Embora com propostas distintas, não é a primeira vez que uma série aborda esse período da nossa cultura. A história de Samantha!, da Netflix, é ambientada nos dias atuais, mas grande parte do seu enredo é reflexo de tal década (mais especificamente as crianças cantoras, grande sucesso de público – e de dinheiro às gravadoras, na época). O que acontece em Samantha! talvez seja exatamente uma das consequências causadas pela produção de um mercado frenético e insano retratado em Hit Parade. E ambas obtêm sucesso em suas respectivas propostas.
É nítido o teor crítico a respeito desse submundo, mas é também nas situações absurdas arquitetadas por Simão e por seus colegas de gravadora que mora a comicidade da série que, se tivesse a pretensão de se firmar mais como comédia, poderia ter se aproveitado mais de tais picaretagens. É justamente na “naturalidade” da construção dos momentos cômicos que está o ponto forte de Hit Parade. Não há piadas, tentativas forçadas de te fazer rir ou apostas em personagens caricatos como alívio cômico.
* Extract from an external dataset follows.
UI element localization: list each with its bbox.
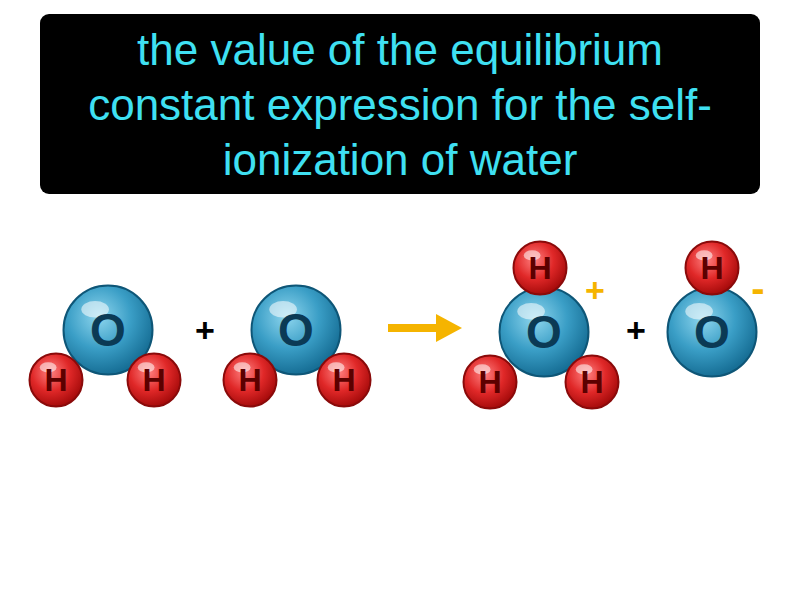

O próprio desenrolar da trama traz a comédia ao instigar no espectador a expectativa de “aonde essa farsa toda vai levar?”. A sequência de Simão e Lídia inventando um novo ídolo com a ajuda do ingênuo Geraldo (Gerson Marques), por exemplo, é ótima! Porém, tais situações quase desaparecem na segunda metade da narrativa. Não é algo ruim, pois a série ganha em dramaticidade ao abordar assuntos mais sérios, mas pode ser um problema se a ideia principal era se lançar como uma série de comédia.
A parte visual da produção é linda. Tudo bem que o período retratado, por si só, é fértil em cores, imagens e figurinos, mas a equipe consegue reproduzi-lo com sucesso, utilizando-se dos efeitos de neons, de uma imagem quase “embaçada” e ligeiramente instável, dos chroma-keys de qualidade duvidosa, das roupas extravagantes e dos penteados marcantes. Outro ponto positivo (talvez o seu melhor) é a trilha sonora. Com a música tendo um grande destaque na narrativa – afinal, tudo acontece a partir dela –, a série conta com muitos números musicais, sendo boa parte deles composições originais tão boas e tão bem pesquisadas/trabalhadas para corresponder ao universo musical do período, que o espectador tem aquela sensação gostosa de “eu já ouvi isso antes”.
O elenco entrosado também acompanha a qualidade da produção. Além dos supracitados, destaco as atuações de Nash Laila (interpretando Natasha, a cantora novidade do momento, trazendo frescor à trama); Odilon Esteves (interpretando Lobinho, o maior apresentador de TV, mas com uma vida pessoal bastante problemática); e de Docy Moreira (interpretando Silvana, a empresária que auxilia Simão e Lídia na criação da Sensacional Discos). Os três, embora personagens originais, são ótimas fusões de várias personalidades do período, conhecidas e lembradas pelo grande público até hoje.
Um universo que, embora tão presente em nossa memória, soa tão original em uma série de TV merece ser reconhecido. Toda a parte estética, técnica e artística de Hit Parade é, com certeza, acima da média no que diz respeito às nossas comédias. Uma ótima produção que, se tivermos a sorte de termos uma segunda temporada (de preferência seguindo apostando na comicidade do absurdo), será um ganho à dramaturgia nacional.